When Our Worlds Stand Still (Our Worlds #3)(14)



“I don’t think she wants to marry you, Mr. Graham.” Ben giggles.

“She doesn’t know it yet, but she will.” I wink at her but speak to Ben.

“I thought you said girls have cooties.” Ben wrinkles his nose in disgust.

His innocence is the most refreshing part of our visits. “One day you won’t mind so much, buddy.”

“Whatever you say.” He flits his hand, dismissing me, and turns back to Kennedy. “If Mr. Graham wants to marry you, then you should say yes. He’s my best friend.”

As Ben runs out of the room, Kennedy’s eyes water as she examines the barefooted seven-year-old wearing Batman pajamas. What she doesn’t know is, Ben has been an orphan for almost two years. After his father was incarcerated for murdering his mother, he had nowhere to go but here.

“What is this place? From the outside, it looks like a gym,” she says.

“An orphanage for boys and girls who’ve lost parents to violence. It was founded almost fifteen years ago by a group of women who lost a friend to domestic violence. They want to give children who’ve lost everything, a safe place to go in a world where cruelty is all they’ve ever known.”

“And their fathers?”

“All that matters are the children here are safe.”

Right in front of my eyes, Kennedy’s heart melts in places where her guards have been up. “How long have you been coming here?” Her eyes dance around the room, taking in the bright primary colors splashed across every surface.

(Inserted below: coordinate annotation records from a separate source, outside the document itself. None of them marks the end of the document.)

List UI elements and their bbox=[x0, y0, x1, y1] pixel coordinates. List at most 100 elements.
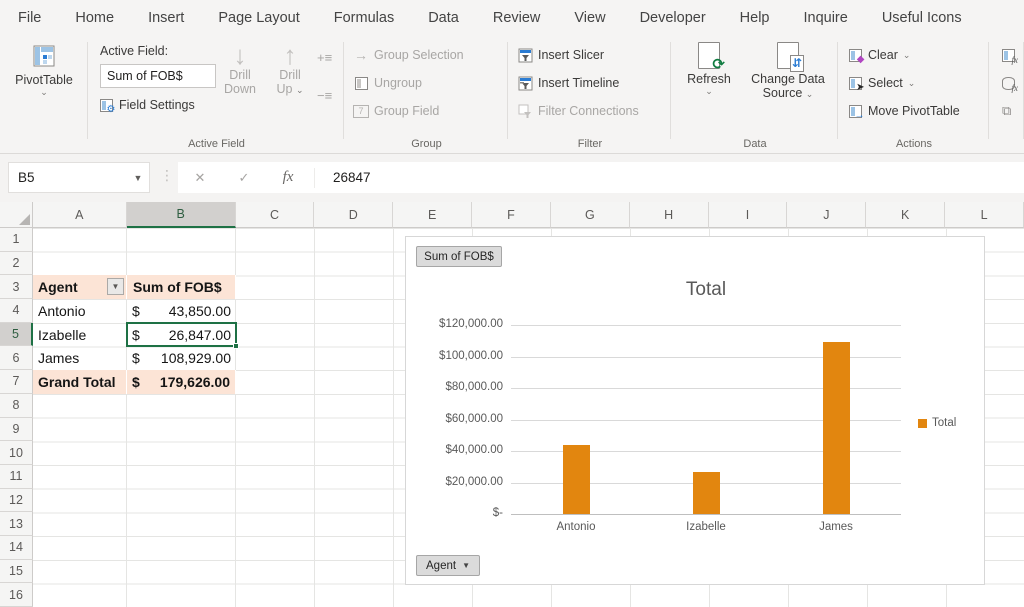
chart-title[interactable]: Total bbox=[511, 279, 901, 301]
pivot-header-agent[interactable]: Agent ▼ bbox=[33, 275, 127, 299]
column-header-A[interactable]: A bbox=[33, 202, 127, 228]
relationships-icon: ⧉ bbox=[1002, 100, 1011, 122]
column-header-B[interactable]: B bbox=[127, 202, 236, 228]
filter-connections-icon bbox=[517, 103, 533, 119]
group-label-group: Group bbox=[345, 138, 508, 150]
row-header-7[interactable]: 7 bbox=[0, 370, 33, 394]
fill-handle[interactable] bbox=[233, 343, 239, 349]
pivot-grand-total-label[interactable]: Grand Total bbox=[33, 370, 127, 394]
insert-slicer-button[interactable]: Insert Slicer bbox=[517, 44, 604, 66]
row-header-3[interactable]: 3 bbox=[0, 275, 33, 299]
row-header-8[interactable]: 8 bbox=[0, 394, 33, 418]
row-header-10[interactable]: 10 bbox=[0, 441, 33, 465]
active-field-input[interactable]: Sum of FOB$ bbox=[100, 64, 216, 88]
ungroup-button: Ungroup bbox=[353, 72, 422, 94]
refresh-icon: ⟳ bbox=[698, 42, 720, 69]
tab-inquire[interactable]: Inquire bbox=[803, 10, 847, 26]
row-header-5[interactable]: 5 bbox=[0, 323, 33, 347]
column-header-C[interactable]: C bbox=[236, 202, 315, 228]
row-header-15[interactable]: 15 bbox=[0, 560, 33, 584]
column-header-E[interactable]: E bbox=[393, 202, 472, 228]
chart-legend[interactable]: Total bbox=[918, 417, 956, 429]
field-settings-button[interactable]: ⚙ Field Settings bbox=[98, 94, 195, 116]
row-headers: 12345678910111213141516 bbox=[0, 228, 33, 607]
insert-function-button[interactable]: fx bbox=[266, 169, 310, 186]
refresh-button[interactable]: ⟳ Refresh ⌄ bbox=[678, 42, 740, 97]
column-header-J[interactable]: J bbox=[787, 202, 866, 228]
row-header-13[interactable]: 13 bbox=[0, 512, 33, 536]
tab-file[interactable]: File bbox=[18, 10, 41, 26]
bar-izabelle[interactable] bbox=[693, 472, 720, 514]
select-button[interactable]: ➤ Select⌄ bbox=[847, 72, 915, 94]
row-header-9[interactable]: 9 bbox=[0, 418, 33, 442]
tab-page-layout[interactable]: Page Layout bbox=[218, 10, 299, 26]
pivot-row-label[interactable]: Izabelle bbox=[33, 323, 127, 347]
cancel-button[interactable]: ✕ bbox=[178, 170, 222, 186]
pivottable-button[interactable]: PivotTable ⌄ bbox=[0, 42, 88, 98]
chart-value-field-button[interactable]: Sum of FOB$ bbox=[416, 246, 502, 267]
pivot-header-value[interactable]: Sum of FOB$ bbox=[127, 275, 236, 299]
y-axis-tick-label: $- bbox=[406, 507, 503, 519]
enter-button[interactable]: ✓ bbox=[222, 170, 266, 186]
tab-insert[interactable]: Insert bbox=[148, 10, 184, 26]
olap-tools-icon: fx bbox=[1002, 72, 1015, 94]
name-box[interactable]: B5 ▼ bbox=[8, 162, 150, 193]
legend-label: Total bbox=[932, 417, 956, 429]
pivot-grand-total-value[interactable]: $179,626.00 bbox=[127, 370, 236, 394]
tab-help[interactable]: Help bbox=[740, 10, 770, 26]
field-settings-icon: ⚙ bbox=[98, 97, 114, 113]
pivot-row-value[interactable]: $108,929.00 bbox=[127, 347, 236, 371]
tab-review[interactable]: Review bbox=[493, 10, 541, 26]
chevron-down-icon: ▼ bbox=[462, 561, 470, 570]
ribbon-group-pivottable: PivotTable ⌄ . bbox=[0, 36, 88, 153]
select-all-button[interactable] bbox=[0, 202, 33, 228]
y-axis-tick-label: $120,000.00 bbox=[406, 318, 503, 330]
row-header-2[interactable]: 2 bbox=[0, 252, 33, 276]
row-header-11[interactable]: 11 bbox=[0, 465, 33, 489]
insert-timeline-button[interactable]: Insert Timeline bbox=[517, 72, 619, 94]
pivot-chart[interactable]: Sum of FOB$ Total Total Agent ▼ $120,000… bbox=[405, 236, 985, 585]
tab-data[interactable]: Data bbox=[428, 10, 459, 26]
group-selection-icon: → bbox=[353, 47, 369, 63]
bar-james[interactable] bbox=[823, 342, 850, 514]
clear-button[interactable]: ◆ Clear⌄ bbox=[847, 44, 910, 66]
tab-useful-icons[interactable]: Useful Icons bbox=[882, 10, 962, 26]
tab-home[interactable]: Home bbox=[75, 10, 114, 26]
row-header-1[interactable]: 1 bbox=[0, 228, 33, 252]
column-header-I[interactable]: I bbox=[709, 202, 788, 228]
x-axis-category-label: Antonio bbox=[511, 521, 641, 533]
chevron-down-icon[interactable]: ▼ bbox=[127, 173, 149, 183]
group-selection-button: → Group Selection bbox=[353, 44, 464, 66]
tab-view[interactable]: View bbox=[574, 10, 605, 26]
pivot-row-label[interactable]: Antonio bbox=[33, 299, 127, 323]
column-headers: ABCDEFGHIJKL bbox=[0, 202, 1024, 228]
y-axis-tick-label: $60,000.00 bbox=[406, 413, 503, 425]
column-header-H[interactable]: H bbox=[630, 202, 709, 228]
column-header-D[interactable]: D bbox=[314, 202, 393, 228]
column-header-L[interactable]: L bbox=[945, 202, 1024, 228]
row-header-16[interactable]: 16 bbox=[0, 583, 33, 607]
formula-bar: B5 ▼ ⋮ ✕ ✓ fx 26847 bbox=[0, 154, 1024, 202]
pivot-row-label[interactable]: James bbox=[33, 347, 127, 371]
pivot-row-value[interactable]: $43,850.00 bbox=[127, 299, 236, 323]
tab-developer[interactable]: Developer bbox=[640, 10, 706, 26]
move-pivottable-icon: → bbox=[847, 103, 863, 119]
formula-input[interactable]: 26847 bbox=[319, 170, 371, 185]
row-header-12[interactable]: 12 bbox=[0, 489, 33, 513]
filter-dropdown-button[interactable]: ▼ bbox=[107, 278, 124, 295]
tab-formulas[interactable]: Formulas bbox=[334, 10, 394, 26]
column-header-G[interactable]: G bbox=[551, 202, 630, 228]
ribbon: PivotTable ⌄ . Active Field: Sum of FOB$… bbox=[0, 36, 1024, 154]
ribbon-group-data: ⟳ Refresh ⌄ ⇵ Change Data Source ⌄ Data bbox=[672, 36, 838, 153]
change-data-source-icon: ⇵ bbox=[777, 42, 799, 69]
bar-antonio[interactable] bbox=[563, 445, 590, 514]
move-pivottable-button[interactable]: → Move PivotTable bbox=[847, 100, 960, 122]
column-header-K[interactable]: K bbox=[866, 202, 945, 228]
row-header-14[interactable]: 14 bbox=[0, 536, 33, 560]
column-header-F[interactable]: F bbox=[472, 202, 551, 228]
row-header-4[interactable]: 4 bbox=[0, 299, 33, 323]
row-header-6[interactable]: 6 bbox=[0, 346, 33, 370]
group-label-actions: Actions bbox=[839, 138, 989, 150]
chart-axis-field-button[interactable]: Agent ▼ bbox=[416, 555, 480, 576]
change-data-source-button[interactable]: ⇵ Change Data Source ⌄ bbox=[744, 42, 832, 100]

I rub my neck, easing a fraction of my tension. “Seven or eight months.”

Kennedy does the math in her head, but she doesn’t argue the semantics. Instead, she walks further into the building. Her hand graces a sign reminding the kids to always dream. She turns back to me, her hand extended. “Show me what you’ve been up to.”

I grab her hand and hold her in place. “Before we go any further, I need to tell you something.”

Now she rubs the back of her neck. The tension between us is palpable, taking life in the crooks of our muscles. “What is it?”

“Freshman year, when I moved to Georgia, it was the hardest thing I’ve ever done, because I felt like a part of you needed me, but another part of you didn’t.”

“Graham …”

“No, let me say this.” I shake my head at the memories of the last year. “When you forced me to take a few steps back, it scared the shit out of me, Ken. I physically felt you slipping through my fingers, and there wasn’t a damn thing I could do.”

She pulls away, staring out the window. “I was in a bad place. It wasn’t anything you did. It was me. I didn’t want to hold you back.”

“While you went through everything, I sat back with no way of helping you, but I knew, at some point, you would be better and you would need me.”

She whips around and shakes her head. “I don’t need you.”

“No, you don’t need me, but you want me, and that’s good enough for me.”

Kennedy dries the falling tears on her pink-hued cheeks. “Why, though? After all this time, why does it still feel like we’re linked to each other?”

“Senior prom.”

“What?”

“At Senior prom, I told you I was born to find you, and I meant every word. When you were ready, I had every intention of being close by. I may have felt far away, Ken, but I’ve been here the entire time.”

“So, I’m supposed to believe you let me fall apart, but had every intention to come back to me when I was better?”

“I didn’t let you fall apart. You needed to fall apart. There’s a difference.” I brush strands of hair from her face. “Do you think it was easy for me? I wasn’t in the best head space either, Ken. I was dealing with my father’s bullshit, and then there was you, and it was hard. It was excruciating.”

“And now?”

“Honestly? I thought I had more time, but you ran into Mark, and it all went out the window. We needed more time. We were never meant to find each other in high school. Things are screwed up enough when you’re young.”

“Graham, okay, but would you change any of it? If you could turn back time and make it so we never met until later in life, would you?” she questions my intent. “I think about it sometimes. What life would look like if we’d met in college or after.”

The idea plays in my mind for a split second before I answer. “Here’s the thing, I wouldn’t change a damn thing. You made me who I am now, and this version of me is the only one that matters because he’s the one who’s worthy of you.”

“So, this Graham, the one who volunteers in orphanages and says sweet things, is the one who’s always been in there, but never had the capacity to come out?” She challenges me and all of my past choices.

The thing is, life isn’t cut and dry. Everyone is capable of a lot of things, but when you’re young, you make choices that satisfy you most at the moment. I made too many hasty decisions in my past. Looking back, most were wrong because they didn’t benefit me in any capacity.

“I know what I want in this life, Kennedy, and it’s not to be some asshole baseball player who has a sense of entitlement. I want to be someone who puts others first, and wears his heart on his sleeve.”